Lead researchers Chad Bouton, Nick Annetta and Ali Rezai said the effort took a multi-disciplinary team of scientists from neurosurgery to electrical engineering. The technique they used involves reconnecting the brain to the body by bypassing the damaged spinal cord.
For the interface to work, Burkhart concentrates on the movement he wants to make and a computer connected to the chip translates those signals into something his muscles understand. It turns out that each person has his or her own unique language that makes the machine a kind of "interpreter."
The study marks the first time a paralyzed patient has been able to regain movement in his own body — a total of six different wrist and hand motions — by using signals that originated within the brain.

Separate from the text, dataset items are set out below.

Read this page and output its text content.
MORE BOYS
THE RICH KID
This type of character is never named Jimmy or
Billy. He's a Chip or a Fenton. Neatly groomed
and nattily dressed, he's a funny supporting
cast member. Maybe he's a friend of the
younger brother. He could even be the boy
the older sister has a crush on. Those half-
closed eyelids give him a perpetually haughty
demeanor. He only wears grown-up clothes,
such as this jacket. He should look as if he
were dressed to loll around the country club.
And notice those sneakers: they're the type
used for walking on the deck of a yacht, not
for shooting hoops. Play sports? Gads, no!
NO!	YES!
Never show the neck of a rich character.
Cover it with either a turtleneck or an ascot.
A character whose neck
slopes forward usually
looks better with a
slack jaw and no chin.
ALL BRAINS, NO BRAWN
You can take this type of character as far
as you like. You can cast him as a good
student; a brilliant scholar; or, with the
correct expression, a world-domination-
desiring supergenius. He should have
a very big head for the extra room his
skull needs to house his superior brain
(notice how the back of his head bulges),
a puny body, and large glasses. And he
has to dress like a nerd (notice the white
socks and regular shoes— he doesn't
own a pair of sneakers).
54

"We were not sure this would be possible. This result really exceeded our expectations," said Bouton, a researcher at the Feinstein Institute for Medical Research in Manhasset, N.Y.

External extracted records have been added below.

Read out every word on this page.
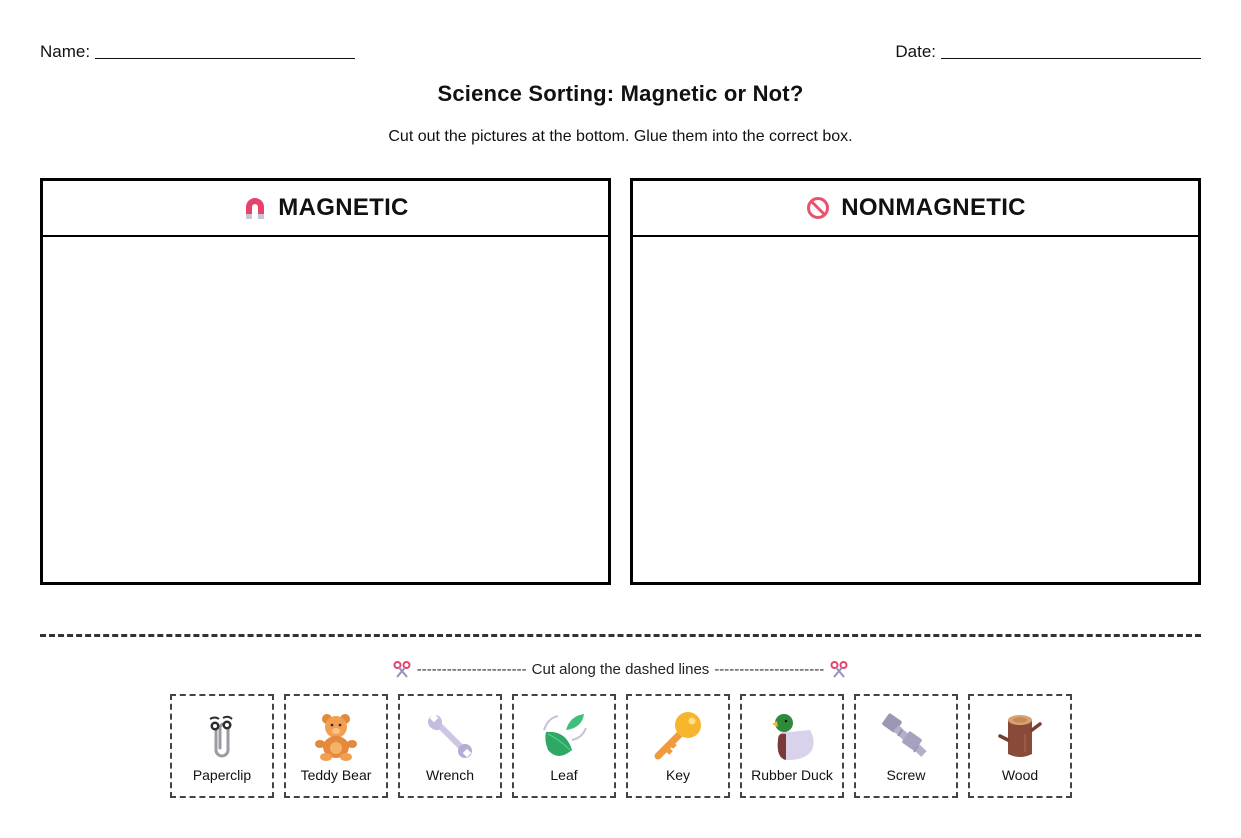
Name:	Date:
Science Sorting: Magnetic or Not?

Cut out the pictures at the bottom. Glue them into the correct box.

MAGNETIC	NONMAGNETIC
---------------------- Cut along the dashed lines ----------------------
Paperclip	Teddy Bear	Wrench	Leaf	Key	Rubber Duck	Screw	Wood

Burkhart tested and fine-tuned the system during up to three sessions a week for 15 months after the operation that implanted the chip in his brain’s motor cortex region. The surgery was led by Rezai, director of the Center for Neuromodulation at Ohio State University’s Wexner Medical Center.
When the doctors first broached the procedure and experiment, he was hesitant. “It was something I certainly had to consider for quite a bit of time,” he recalled.
But in the end, Burkhart said, he felt the risk was worth it because of the technology’s potential for improving his daily quality of life. “For me being in a wheelchair and not being able to walk is not the biggest thing.” Rather, “it’s the lack of independence” that comes from not being able to use his hands. “I have to rely on so many people for things.”
The breakthrough is one of a number of recent advances in brain-computer interfaces for paralysis. In December 2012, scientists from the University of Pittsburgh helped Jan Scheuermann, who is quadriplegic, grab chocolate and put it to her mouth with a robotic appendage. Others have been experimenting with similar treatments for people with Lou Gehrig's disease and stroke.
Throughout the world, millions of people are living with full or partial paralysis, and the achievement marks what scientists say may be a new era in the types of treatment available to them. While the interface can only be used in the lab at this time, Annetta, an electrical engineer at the Ohio-based Battelle Memorial Institute, said their immediate goals include miniaturizing the equipment and making it more practical for patients so they can use it in their homes or out and about in their communities.
"This opens up so many opportunities now that we know it’s possible," Bouton said.